Herwin - Sixième jour
Deux jours s'étaient écoulés depuis l'hôpital. Herwin avait attendu que son ami sorte de son inconscience agitée, préférant ne remettre les pieds dehors qu'une fois accompagné. Il n’avait pas mangé, ni vraiment dormi. Il n’avait quitté le chevet de Jameson que pour aller boire dans la salle de bain attenant à leur nouvelle chambre où il avait fait un foyer pour rendre de l’eau de mer potable. Il en revenait encore plus vite qu’il n’y allait, voyant dans les volutes d’eau chaude ou dans les miroirs, des silhouettes toutes plus informes et effrayantes les unes que les autres.
Depuis la veille, son regard avait changé. Une lueur inquiète et sombre s'était logée dans sa pupille et ne l'en quittait plus. Herwin ressentait dans l'air une lourdeur terrifiante qui le clouait sur la vieille chaise dans la chambre. Personne n'était venu. Personne ne les avait contactés. Les téléphones étaient à plat. Il se sentait comme un cochon devant une broche de barbecue, avec un feu vif en arrière-plan où un de ses congénères subissait déjà le sort qui allait lui être réservé.
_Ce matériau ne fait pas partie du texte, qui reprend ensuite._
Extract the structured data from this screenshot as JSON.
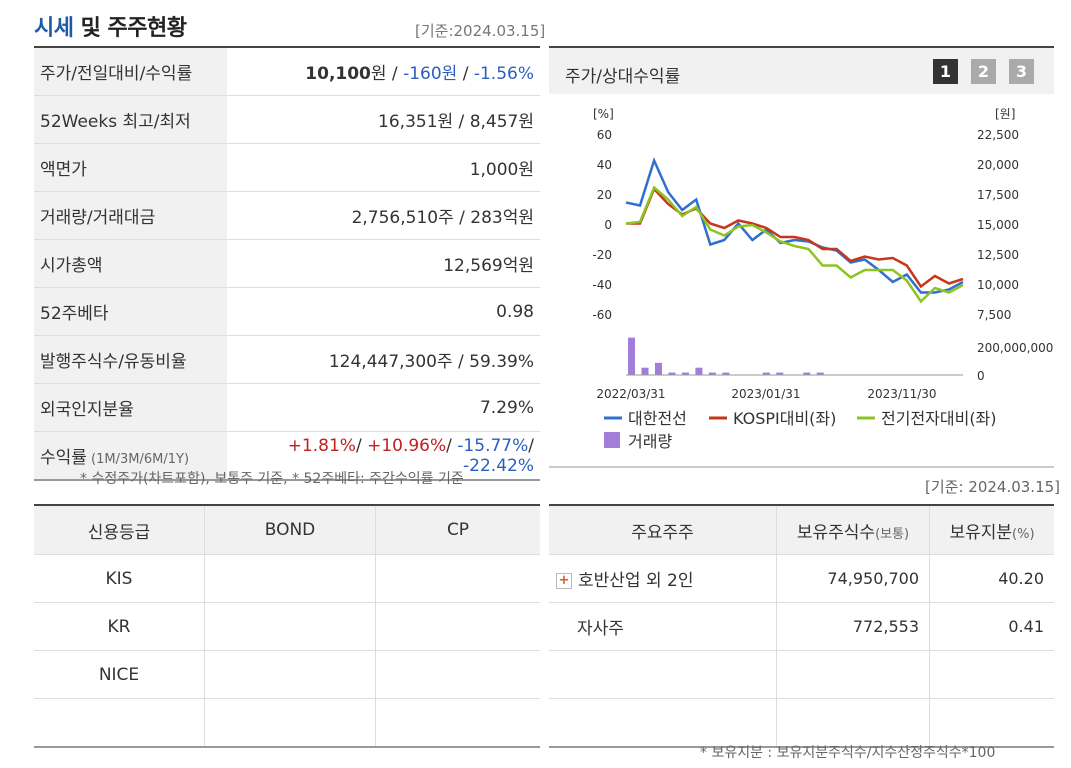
{
  "header": {
    "title_blue": "시세",
    "title_rest": " 및 주주현황",
    "base_date": "[기준:2024.03.15]"
  },
  "market": {
    "rows": [
      {
        "label": "주가/전일대비/수익률",
        "price": "10,100",
        "price_unit": "원",
        "sep1": " / ",
        "change": "-160원",
        "sep2": " / ",
        "rate": "-1.56%"
      },
      {
        "label": "52Weeks 최고/최저",
        "value": "16,351원 / 8,457원"
      },
      {
        "label": "액면가",
        "value": "1,000원"
      },
      {
        "label": "거래량/거래대금",
        "value": "2,756,510주 / 283억원"
      },
      {
        "label": "시가총액",
        "value": "12,569억원"
      },
      {
        "label": "52주베타",
        "value": "0.98"
      },
      {
        "label": "발행주식수/유동비율",
        "value": "124,447,300주 / 59.39%"
      },
      {
        "label": "외국인지분율",
        "value": "7.29%"
      },
      {
        "label": "수익률",
        "label_sub": " (1M/3M/6M/1Y)",
        "r1": "+1.81%",
        "r2": "+10.96%",
        "r3": "-15.77%",
        "r4": "-22.42%",
        "sep": "/ "
      }
    ],
    "note": "* 수정주가(차트포함), 보통주 기준, * 52주베타: 주간수익률 기준"
  },
  "credit": {
    "headers": [
      "신용등급",
      "BOND",
      "CP"
    ],
    "rows": [
      [
        "KIS",
        "",
        ""
      ],
      [
        "KR",
        "",
        ""
      ],
      [
        "NICE",
        "",
        ""
      ],
      [
        "",
        "",
        ""
      ]
    ]
  },
  "chart_panel": {
    "title": "주가/상대수익률",
    "pages": [
      "1",
      "2",
      "3"
    ],
    "base_date": "[기준: 2024.03.15]"
  },
  "chart_data": {
    "type": "line",
    "y_left_unit": "[%]",
    "y_right_unit": "[원]",
    "y_left_ticks": [
      "60",
      "40",
      "20",
      "0",
      "-20",
      "-40",
      "-60"
    ],
    "y_right_ticks": [
      "22,500",
      "20,000",
      "17,500",
      "15,000",
      "12,500",
      "10,000",
      "7,500"
    ],
    "vol_ticks": [
      "200,000,000",
      "0"
    ],
    "x_ticks": [
      "2022/03/31",
      "2023/01/31",
      "2023/11/30"
    ],
    "ylim_left": [
      -60,
      60
    ],
    "series": [
      {
        "name": "대한전선",
        "color": "#2e6fd0",
        "values": [
          15,
          13,
          43,
          22,
          10,
          17,
          -13,
          -10,
          1,
          -10,
          -3,
          -12,
          -10,
          -11,
          -15,
          -17,
          -25,
          -23,
          -30,
          -38,
          -33,
          -45,
          -45,
          -43,
          -38
        ]
      },
      {
        "name": "KOSPI대비(좌)",
        "color": "#c8361a",
        "values": [
          1,
          1,
          24,
          14,
          7,
          11,
          1,
          -2,
          3,
          1,
          -2,
          -8,
          -8,
          -10,
          -16,
          -16,
          -24,
          -21,
          -23,
          -22,
          -27,
          -41,
          -34,
          -39,
          -36
        ]
      },
      {
        "name": "전기전자대비(좌)",
        "color": "#8cc420",
        "values": [
          1,
          2,
          25,
          17,
          6,
          12,
          -3,
          -7,
          -1,
          0,
          -5,
          -11,
          -14,
          -16,
          -27,
          -27,
          -35,
          -30,
          -30,
          -30,
          -37,
          -51,
          -42,
          -45,
          -40
        ]
      }
    ],
    "volume": {
      "name": "거래량",
      "color": "#a27ed8",
      "values": [
        230,
        45,
        75,
        15,
        15,
        45,
        15,
        15,
        0,
        0,
        15,
        15,
        0,
        15,
        15,
        0,
        0,
        0,
        0,
        0,
        0,
        0,
        0,
        0,
        0
      ],
      "unit": "millions"
    }
  },
  "shareholders": {
    "headers": [
      "주요주주",
      "보유주식수",
      "(보통)",
      "보유지분",
      "(%)"
    ],
    "rows": [
      {
        "name": "호반산업 외 2인",
        "expand": "+",
        "shares": "74,950,700",
        "pct": "40.20"
      },
      {
        "name": "자사주",
        "expand": "",
        "shares": "772,553",
        "pct": "0.41"
      },
      {
        "name": "",
        "expand": "",
        "shares": "",
        "pct": ""
      },
      {
        "name": "",
        "expand": "",
        "shares": "",
        "pct": ""
      }
    ],
    "note": "* 보유지분 : 보유지분주식수/지수산정주식수*100"
  }
}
La tête entre ses mains, il serrait son crâne en maudissant l'apprenti écrivain détective. Mais très vite, sa colère se porta sur lui-même. Faible, peureux, lâche... Il se traitait de tous les noms. Lui qui se voyait toujours comme un super soldat, se retrouvait avec le rôle du combattant apeuré à l'esprit torturé. Quelle honte.
Lorsqu’enfin James émergea, ils n'eurent besoin d'aucune parole. Leurs regards se croisèrent dans la peine ombre de la chambre éclairée par un rayon de lumière filtrant par l’interstice de la porte. Chacun put lire dans les yeux de l’autre la peur et l’angoisse. James n'ouvrit pas la bouche. Il n'avait pas besoin de demander si c'était vrai. En revanche, il désigna les mains bandées de son ami.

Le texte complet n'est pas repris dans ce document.